Mapping the 1970 corn blight

Here are my 2 maps ((Quick & dirty, without cross checking the numbers, but I think the maps speak for themselves.)) for this discussion. I used linear regression to predict corn yield for each county in the US, using time (year) as the independent variable. I used the years 1950 to 1969 to create the model, and to predict corn yield in 1970. This should be a reasonable estimate of the ‘expected yield’ for 1970 for each county, if it had been a ‘normal year’.

I then computed the difference between the expected yield and the yield obtained by farmers, and expressed that as the percentage of the expected yield. Negative numbers mean that yields were lower than expected in a county, positive numbers mean that they were higher than expected. Counties with data for less than 9 years were excluded.

1970 corn yields were indeed much lower than expected in the southeast. Corn blight hit very hard. But also note that yield was stable or up in the north and in the west, and look were US corn was grown in 1970. The map below expresses corn area as the percentage of the total area of a county.

Most corn is grown in the corn-belt. The southern parts of it were much affected by the disease (The Illinois Secretary of Agriculture’s estimate that, by August, 25 percent of his state’s corn crop had been lost to the blight may have been spot on). But 1970 was a normal or good year for corn yield in the northern and western parts of the corn belt, and that compensated for the losses incurred elsewhere. If you sum it all up, corn production was about 15% lower than what could have been expected. That is whole lot of corn — but perhaps not that exceptional as far as bad years go.

Here is a table of estimated corn yield by state, as percentage of the expected yield for 1970, and the corn area, as percentage of the national area (only for states with more than 1% of the national corn area in the counties data set).

State Yield Area   State Yield Area
Florida -36 1   Minnesota -12 8
Georgia -33 3   Missouri -11 5
Illinois -31 18   Nebraska -9 9
Indiana -27 9   North Carolina -5 2
Iowa -26 18   Ohio -1 5
Kansas -24 2   Pennsylvania 0 2
Kentucky -22 2   South Dakota 6 4
Michigan -12 3   Wisconsin 15 3

Landscape-agro-ecology

The February issue of BioScience has an article about the connectivity of the agricultural landscape in the USA. Margaret Margosian and colleagues used a graph-theoretical approach to characterize the ‘resistance’ of the American landscape against the spread of crop pests and diseases ((Margaret L. Margosian, Karen A. Garrett, J. M. Shawn Hutchinson, and Kimberly A. With, 2009. Connectivity of the American agricultural landscape: assessing the national risk of crop pest and disease spread. BioScience 59: 141–151)). The idea is that the resistance of the landscape to, say the spread of a maize disease, is higher if there is less maize planted in a region. The authors show that wheat, grown in distinct and poorly connected regions, is less vulnerable than soybean, which is grown in a single contiguous region. They suggest that this approach should be helpful for risk assessment and responding to newly introduced diseases. So far, the results are at the level of a general characterization. It would be great if they could validate their predictions with observed disease data. That will be hard, as there are many other factors, like local weather, that come into play.

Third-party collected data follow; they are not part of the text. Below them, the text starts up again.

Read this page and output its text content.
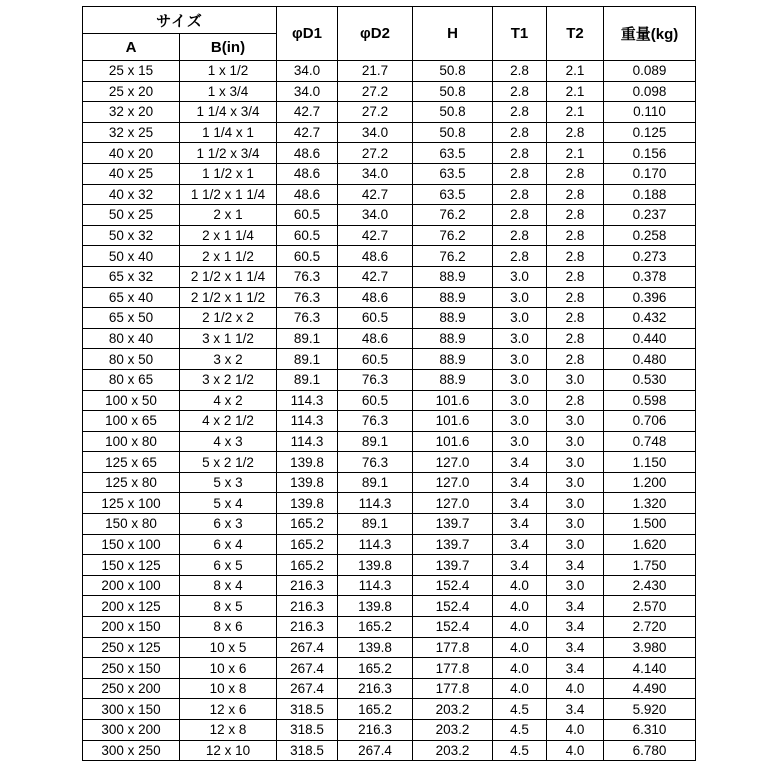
サイズ		φD1	φD2	H	T1	T2	重量(kg)
A	B(in)						
25 x 15	1 x 1/2	34.0	21.7	50.8	2.8	2.1	0.089
25 x 20	1 x 3/4	34.0	27.2	50.8	2.8	2.1	0.098
32 x 20	1 1/4 x 3/4	42.7	27.2	50.8	2.8	2.1	0.110
32 x 25	1 1/4 x 1	42.7	34.0	50.8	2.8	2.8	0.125
40 x 20	1 1/2 x 3/4	48.6	27.2	63.5	2.8	2.1	0.156
40 x 25	1 1/2 x 1	48.6	34.0	63.5	2.8	2.8	0.170
40 x 32	1 1/2 x 1 1/4	48.6	42.7	63.5	2.8	2.8	0.188
50 x 25	2 x 1	60.5	34.0	76.2	2.8	2.8	0.237
50 x 32	2 x 1 1/4	60.5	42.7	76.2	2.8	2.8	0.258
50 x 40	2 x 1 1/2	60.5	48.6	76.2	2.8	2.8	0.273
65 x 32	2 1/2 x 1 1/4	76.3	42.7	88.9	3.0	2.8	0.378
65 x 40	2 1/2 x 1 1/2	76.3	48.6	88.9	3.0	2.8	0.396
65 x 50	2 1/2 x 2	76.3	60.5	88.9	3.0	2.8	0.432
80 x 40	3 x 1 1/2	89.1	48.6	88.9	3.0	2.8	0.440
80 x 50	3 x 2	89.1	60.5	88.9	3.0	2.8	0.480
80 x 65	3 x 2 1/2	89.1	76.3	88.9	3.0	3.0	0.530
100 x 50	4 x 2	114.3	60.5	101.6	3.0	2.8	0.598
100 x 65	4 x 2 1/2	114.3	76.3	101.6	3.0	3.0	0.706
100 x 80	4 x 3	114.3	89.1	101.6	3.0	3.0	0.748
125 x 65	5 x 2 1/2	139.8	76.3	127.0	3.4	3.0	1.150
125 x 80	5 x 3	139.8	89.1	127.0	3.4	3.0	1.200
125 x 100	5 x 4	139.8	114.3	127.0	3.4	3.0	1.320
150 x 80	6 x 3	165.2	89.1	139.7	3.4	3.0	1.500
150 x 100	6 x 4	165.2	114.3	139.7	3.4	3.0	1.620
150 x 125	6 x 5	165.2	139.8	139.7	3.4	3.4	1.750
200 x 100	8 x 4	216.3	114.3	152.4	4.0	3.0	2.430
200 x 125	8 x 5	216.3	139.8	152.4	4.0	3.4	2.570
200 x 150	8 x 6	216.3	165.2	152.4	4.0	3.4	2.720
250 x 125	10 x 5	267.4	139.8	177.8	4.0	3.4	3.980
250 x 150	10 x 6	267.4	165.2	177.8	4.0	3.4	4.140
250 x 200	10 x 8	267.4	216.3	177.8	4.0	4.0	4.490
300 x 150	12 x 6	318.5	165.2	203.2	4.5	3.4	5.920
300 x 200	12 x 8	318.5	216.3	203.2	4.5	4.0	6.310
300 x 250	12 x 10	318.5	267.4	203.2	4.5	4.0	6.780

But it should be possible. Landscape effects on pest abundance were recently quantified by Douglas Landis and coworkers ((Douglas A. Landis, Mary M. Gardiner, Wopke van der Werf, and Scott M. Swinton, 2008. Increasing corn for biofuel production reduces biocontrol services in agricultural landscapes. PNAS 105(51):20552–20557)). They found that:

Recent biofuel-driven growth in corn planting results in lower landscape diversity, altering the supply of aphid natural enemies to soybean fields and reducing biocontrol services by 24%. This loss of biocontrol services cost soybean producers in these states an estimated $58 million per year in reduced yield and increased pesticide use.

Now think of the work by Claire Kremen and co-workers showing how landscape pattern influences the ‘pollination ecosystem service’ by wild bees ((Kremen, C., Williams, N. M. and R. W. Thorp. 2002a. Crop pollination from native bees at risk from agricultural intensification. PNAS 99:16812-16816)).

And the call for ecological engineering of landscapes to avoid outbreaks of rice pest. And conservationists that work on shade trees in coffee fields, to help birds and other wild organisms — and get high quality coffee.

I think we are witnessing the coming of age of landscape-agro-ecology. The study of agriculture and its biodiversity beyond the field scale.